If writing a lot of code is what concerns you, there are code generators. In fact, the solution is very simple: the schema builder I keep talking about. We are not inventing anything here. XSD schemas are extensible by nature. All we have to do is to tell the schema builder the physical table name and field names, and it will generate the appropriate create, alter, drop, insert... statements (or SPs).

<-- If you are using inner joins to retrieve the data then you need to pull it apart when you do the update, right? How do you decide which fields of the joined table belong to which table? For joined tables we are using the BusinessObject.UpdateSelectStatement to update a single table on the back end. The other way is to retrieve both tables into the same dataset and set up a DataRelation. This works well with lookup tables.
>

The physical table/field names are kept in the schema along with the logical names. Given those, the rest is simple math. We have developped another approach. In the schema we define the physical tables and their relationships. We mark those tables as "abstract" (so they cannot be used). We then define a another table, we call "view". We can only add existing fields from other tables to this view; with one exception; expression fields, just like in databases. Now when we need to fill the data, a specialized data adapter should recognize the view's existence and should be able to fill it according to the schema of the original tables.

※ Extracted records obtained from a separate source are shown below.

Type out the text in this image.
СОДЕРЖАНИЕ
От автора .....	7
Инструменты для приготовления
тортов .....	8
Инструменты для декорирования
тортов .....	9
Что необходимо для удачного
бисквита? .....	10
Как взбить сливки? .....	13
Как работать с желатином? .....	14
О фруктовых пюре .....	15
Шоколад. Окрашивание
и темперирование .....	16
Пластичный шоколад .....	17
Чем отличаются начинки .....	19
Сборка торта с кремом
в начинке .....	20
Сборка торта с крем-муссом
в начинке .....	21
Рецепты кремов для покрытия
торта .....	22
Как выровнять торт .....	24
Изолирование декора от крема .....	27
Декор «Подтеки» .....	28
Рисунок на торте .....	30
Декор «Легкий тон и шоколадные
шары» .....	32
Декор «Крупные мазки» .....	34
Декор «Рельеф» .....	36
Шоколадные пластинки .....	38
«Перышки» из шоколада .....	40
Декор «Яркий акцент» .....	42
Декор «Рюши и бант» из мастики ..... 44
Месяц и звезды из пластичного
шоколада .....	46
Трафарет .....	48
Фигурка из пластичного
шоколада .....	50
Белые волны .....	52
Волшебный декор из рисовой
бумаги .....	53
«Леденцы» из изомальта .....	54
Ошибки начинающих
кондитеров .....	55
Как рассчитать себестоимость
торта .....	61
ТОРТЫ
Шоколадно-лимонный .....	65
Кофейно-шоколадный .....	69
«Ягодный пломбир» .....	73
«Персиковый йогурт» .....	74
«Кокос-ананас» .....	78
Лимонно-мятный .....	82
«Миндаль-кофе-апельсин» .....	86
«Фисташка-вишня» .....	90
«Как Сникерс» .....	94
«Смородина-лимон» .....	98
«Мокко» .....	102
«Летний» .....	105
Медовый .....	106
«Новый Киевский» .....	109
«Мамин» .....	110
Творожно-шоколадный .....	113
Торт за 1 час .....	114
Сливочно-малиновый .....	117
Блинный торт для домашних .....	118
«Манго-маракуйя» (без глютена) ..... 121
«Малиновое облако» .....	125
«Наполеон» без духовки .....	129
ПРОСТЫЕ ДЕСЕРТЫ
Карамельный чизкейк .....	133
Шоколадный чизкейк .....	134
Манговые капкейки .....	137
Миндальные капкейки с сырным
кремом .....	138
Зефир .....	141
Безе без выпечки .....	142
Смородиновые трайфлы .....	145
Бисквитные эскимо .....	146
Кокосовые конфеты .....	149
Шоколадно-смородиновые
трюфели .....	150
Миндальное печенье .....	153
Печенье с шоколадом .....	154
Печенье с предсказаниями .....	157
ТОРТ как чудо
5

<-- Have you had any issues with performance or ease of reporting using your inheritance mapping?>

First, if you want flexibility there should be some tradeoffs, which is in this case performance. But we manage this by keeping the heirarchy as shallow as possible (3 levels max). Also, the resulting table partitioning should speed things up. For example, we could read information from the parent (or child) table (which is smaller in this case) only if all the requested information is lying there. Not to mention reducing table locks while writing and many other benefits. This I think will make up the difference.